Thomas Merle, Domaine Bouisse-Matteri : jeune vigneron à la conquête des cépages oubliés

« J'ai toujours eu tendance à m'intéresser un peu à tout et à n'importe quoi. Le matin je suis plombier, l'après-midi vigneron, le soir commerçant ».

Issu d’une famille de vignerons, le jeune Thomas Merle a une trentaine d’années et de la suite dans les idées. En 2007, après des études en viticulture-oenologie et quelques mois passés en Australie, il rejoint ses parents Bruno et Mariette au Domaine Bouisse-Matteri, situé au coeur de la Provence dans la ville de Hyères.

À son arrivée au Domaine Bouisse-Matteri, une parcelle de vignes intrigue Thomas. « Nous avions plusieurs plants de vignes, qui avaient été identifiés comme étant du grenache. Or, nous savions très bien qu’il ne s’agissait en aucun cas de grenache, car physiquement, cela n’avait rien à voir », raconte Thomas.

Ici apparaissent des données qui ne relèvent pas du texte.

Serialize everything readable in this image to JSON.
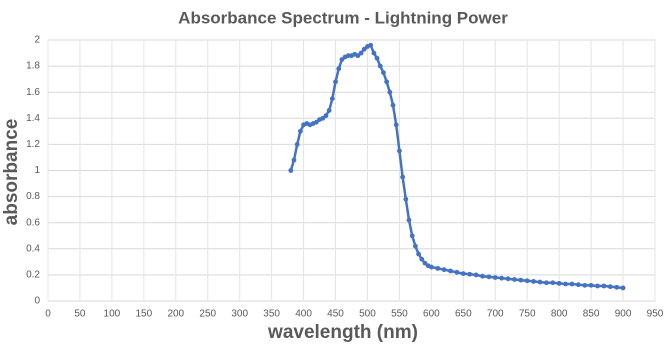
{
  "chart_data": {
    "type": "scatter",
    "title": "Absorbance Spectrum - Lightning Power",
    "x_label": "wavelength (nm)",
    "y_label": "absorbance",
    "series": [
      {
        "name": "absorbance",
        "color": "#4472c4",
        "x": [
          380,
          385,
          390,
          395,
          400,
          405,
          410,
          415,
          420,
          425,
          430,
          435,
          440,
          445,
          450,
          455,
          460,
          465,
          470,
          475,
          480,
          485,
          490,
          495,
          500,
          505,
          510,
          515,
          520,
          525,
          530,
          535,
          540,
          545,
          550,
          555,
          560,
          565,
          570,
          575,
          580,
          585,
          590,
          595,
          600,
          610,
          620,
          630,
          640,
          650,
          660,
          670,
          680,
          690,
          700,
          710,
          720,
          730,
          740,
          750,
          760,
          770,
          780,
          790,
          800,
          810,
          820,
          830,
          840,
          850,
          860,
          870,
          880,
          890,
          900
        ],
        "values": [
          1.0,
          1.08,
          1.2,
          1.3,
          1.35,
          1.36,
          1.35,
          1.36,
          1.37,
          1.39,
          1.4,
          1.42,
          1.46,
          1.55,
          1.68,
          1.78,
          1.85,
          1.87,
          1.88,
          1.88,
          1.89,
          1.88,
          1.9,
          1.93,
          1.95,
          1.96,
          1.9,
          1.86,
          1.8,
          1.75,
          1.68,
          1.6,
          1.5,
          1.35,
          1.15,
          0.95,
          0.78,
          0.62,
          0.5,
          0.42,
          0.36,
          0.32,
          0.29,
          0.27,
          0.26,
          0.25,
          0.24,
          0.23,
          0.22,
          0.21,
          0.205,
          0.2,
          0.19,
          0.185,
          0.18,
          0.175,
          0.17,
          0.165,
          0.16,
          0.155,
          0.15,
          0.145,
          0.14,
          0.14,
          0.135,
          0.13,
          0.13,
          0.125,
          0.12,
          0.12,
          0.115,
          0.115,
          0.11,
          0.105,
          0.1
        ]
      }
    ],
    "xlim": [
      0,
      950
    ],
    "xticks": [
      0,
      50,
      100,
      150,
      200,
      250,
      300,
      350,
      400,
      450,
      500,
      550,
      600,
      650,
      700,
      750,
      800,
      850,
      900,
      950
    ],
    "ylim": [
      0,
      2
    ],
    "yticks": [
      0,
      0.2,
      0.4,
      0.6,
      0.8,
      1,
      1.2,
      1.4,
      1.6,
      1.8,
      2
    ],
    "grid": true
  }
}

Après plusieurs années de recherches, Thomas et sa famille découvrent alors qu’il s’agit d’un cépage oublié : le mourvaison. « Nous nous sommes empressés de changer l’étiquette sur la cuve pour y écrire la mention mourvaison ! »

La découverte du rosé du var

Cette trouvaille pousse le jeune vigneron à aller plus loin et à chercher l’origine d’autres cépages. « Il y a une dizaine d’années, nous avons loué des pieds de vignes plutôt chétifs dont les raisins présentaient de grosses baies roses. Au départ nous l’avions appelé aramont gris. Mais nous avons fini par comprendre qu’il s’agissait en fait d’un autre cépage oublié qui répond au nom de rosé du var. C’était en 2013 », se souvient Thomas. « Quand j’ai appris que le centre du rosé cherchait des vignes de rosé du var et de mourvaison j’ai regardé les photos de ces cépages et j’y ai reconnu les nôtres. Le centre a fait venir un spécialiste qui a confirmé. Il a même trouvé un autre cépage, un peu moins rare, l’Aubun », rajoute Thomas.

Une volonté de voir les cépages oubliés revenir dans l’AOC Côtes de Provence

Cépage qui se reconnaît à ses quelques petits grains verts (qui persistent même lorsque le raisin arrive à maturité), le mourvaison se démarque par ses arômes marqués de fruits rouges et de sous-bois. En 2013, Thomas vinifie la première cuvée de vin rouge 100% mourvaison. « Avant que l’on découvre la réelle identité du cépage, mon père assemblait du mourvaison au grenache pour en faire un vin rosé. Cela donnait lieu à un vin étonnant, plutôt charpenté et apte à la conservation. Mais lorsque j’ai commencé à le vinifier en rouge, j’ai trouvé cela tellement bon que je me suis dit qu’on ne le referait plus jamais en rosé. »

Depuis, Thomas a révisé son jugement. Alors qu’il s’apprête à replanter de nouveaux ceps de mourvaison, il compte bien en consacrer une partie au vin rosé. « Étant donné que plus de 80% de la production du vignoble provençal est du vin rosé, je ne peux pas faire l’impasse sur le rosé si je veux un jour voir le mourvaison revenir comme cépage officiel de l’appellation Côtes de Provence », considère le vigneron. Le retour du mourvaison et du rosé du var dans l’AOC Côtes de Provence est une cause particulièrement chère à Thomas, qui considère qu’il est important de diversifier les vins d’une région viticole « standardisée » par le succès des rosés élaborés à base de syrah ou de grenache (cépages phares de la région).

Thomas ne « snobe » pas les autres cépages pour autant. En plus des 1500 bouteilles de mourvaison et des 3000 bouteilles de rosé du var qu’il produit chaque année, le Domaine Bouisse-Matteri produit 17 autres vins, y compris des rosés assemblés à base de cinsault, de grenache et de syrah. « Nous avons tellement de cépages et de terroirs différents qu’il serait dommage de ne pas tout exploiter », considère Thomas. Le Domaine Bouisse Matteri produit donc notamment du vin rouge élaboré à base de cabernet-sauvignon, de grenache, de merlot et de syrah, ainsi que du vin blanc issu d’assemblage de vermentino et d’ugni blanc.